In the eight years I was Curator at the Graduate Center we did 24 exhibitions, plus 7 collaborations with the Whitney Museum of American Art’s Independent Study Exhibition Program. In retrospect, I’m proud of quite a few, but for different reasons would cite “Elective Affinities: Prints by Goya and Manet” (Spring 2001) featuring works from the Arthur RJoss Foundation and the NYPL; “Nancy Graves: Breaking Boundaries, Sculptures, Paintings and Drawings on Loan from the Nancy Graves Foundation” (Spring 2002). Nancy was an amazing artist and one of my dearest friends who left us too soon; “Splendors of the Renaissance, Princely Attire in Italy” (Spring 2004). This exhibition of fifteen splendid examples of 16th century courtly dress was one of the most theatrical and ambitious shows we did. It featured mannequins sporting clothes that appear in portraits by Bronzino, Giulio Romano, Titian and others and for seven glorious weeks the gallery’s Fifth Avenue windows returned to the Altman Building’s original mission of showing beautiful things; Unquestionably “Technical Detours, The Early Moholy-Nagy Reconsidered” (Spring 2006) was the most challenging show we undertook. Featuring 216 sculptures, paintings, drawings, prints, photographs and films it involved an enormous number of loans from private and public collections in the U.S. and Europe. I worked with the Guest Curator, Oliver Botar on every aspect of the show and our installation was sensational. Moreover, we produced a 208 page, fully illustrated catalogue that subsequently became a collectors item. I still receive inquiries from people who are looking for a copy.

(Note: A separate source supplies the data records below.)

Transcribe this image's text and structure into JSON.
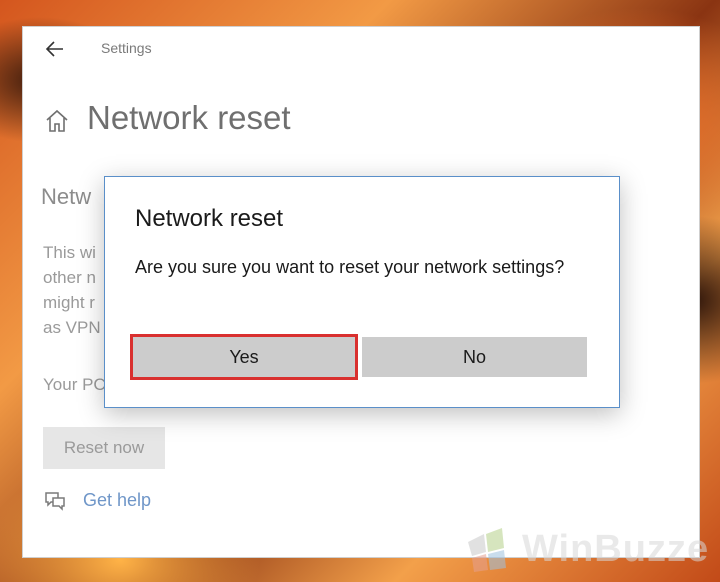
{
  "window": {
    "title": "Settings",
    "page_title": "Network reset",
    "section_heading": "Netw",
    "description_lines": [
      "This wi",
      "other n",
      "might r",
      "as VPN"
    ],
    "restart_note": "Your PC",
    "reset_button_label": "Reset now",
    "help_link": "Get help"
  },
  "dialog": {
    "title": "Network reset",
    "message": "Are you sure you want to reset your network settings?",
    "yes_label": "Yes",
    "no_label": "No",
    "highlight_color": "#d9302f"
  },
  "watermark": {
    "text": "WinBuzze"
  },
  "icons": {
    "back": "arrow-left-icon",
    "home": "home-icon",
    "help": "chat-bubble-icon",
    "logo": "winbuzzer-logo-icon"
  },
  "colors": {
    "dialog_border": "#5a8fc9",
    "link": "#6f96c8",
    "button_bg": "#cccccc"
  }
}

Another great experience was “Jim Dine Selected Prints, 1996-2006.” Jim is unquestionably one of the most gifted and innovative printmakers of the late 20th and earl21st century. I’ve always loved his imagery and he generously designed the 148 page catalogue which was published by Gerhard Steidl.
One of the great things about running the gallery at the Graduate Center was the interaction with students in our program who served in many capacities – as Research Assistants, helping with the installations, giving weekly gallery talks. I started teaching when I was twenty-four, and I enjoyed it immensely. Working with our very bright young scholars has given me a perspective I might not otherwise have had.
For sheer pleasure and satisfaction I would say that my most exhilarating curatorial experience was “Stuart Davis: Art and Theory, 1920-31” at The Pierpont Morgan Library (Fall 2002). It was a jewel-box of a show, only about 20 paintings, drawings, prints and notebooks, but we produced a gorgeous catalogue and it got an extraordinary reviews in The New York Times, The New Criterion, and even the London Times Literary Supplement.
It seems like your career and the work of Janice Biala have been intertwined for some time, Can you describe the first time you came in contact with the work of Janice Biala?
DK: I met Biala and Brustlein in l980 while I was a tenant of their friend, the painter Giorgio Cavallon. I’d seen Biala’s paintings in exhibitions at Tom Gruenebaum’s gallery and when she had the first of her many exhibitions at Kouros in 1990, I was asked to write the catalogue essay.
Biala “The Flower Pots,” 1985, Oil on canvas, 51 x 38 in., Private Collection, NY
DK: There were a number of challenges in undertaking a retrospective. Biala died in 2000, her work was no longer with the Kouros Gallery and they were not particularly helpful in providing information about the whereabouts of works. A trip to Paris was imperative, since I needed to connect with her professional milieu and personal contacts, visit her home. The people I contacted couldn’t have been nicer including the doctor, who knew her from childhood, and purchased her home, the painter Shirley Jaffe, friend and collector Nicole Kugel, etc. It was a great experience.
The challenges came when I realized that I would have to raise a great deal of money if the exhibition were to include substantial numbers of works from Europe and collections outside of New York. My hope that the Jewish Museum might be responsive was extinguished after three months of waiting for the “curators” to come to a decision. The fact that my proposal to a variety of museums and university galleries came at a time of considerable financial stress didn’t help. However, the enthusiasm of the Godwin-Ternbach Museum with its two, unexpected Biala bullfight paintings, and Joseph Brewer’s friendship with Biala and Ford, was a godsend.
While we managed to represent works of Biala’s from the 20s through the 90s, the sheer difference in scale presented a challenge.
Is there any one period or aspect of Biala’s work that interests you most?
Biala was a painter of impeccable taste and remarkable intelligence, She had an intuitive feeling for composition and her orchestration of color was, at times, breathtaking. I respond particularly to the interiors, the Venice paintings, and her marvelous blacks.
What do you see coming in the future? And maybe you can offer a glimpse of a dream curation?
I haven’t any particular plans, but I wouldn’t mind doing an exhibition of some of the magnificent Baroque Theater drawings in the Morgan collection. Maybe cook up something that joins manuscripts, scores in their Music collection with the fabulous sheets given to the Morgan by Donald Oenslager, Janos Scholz and others.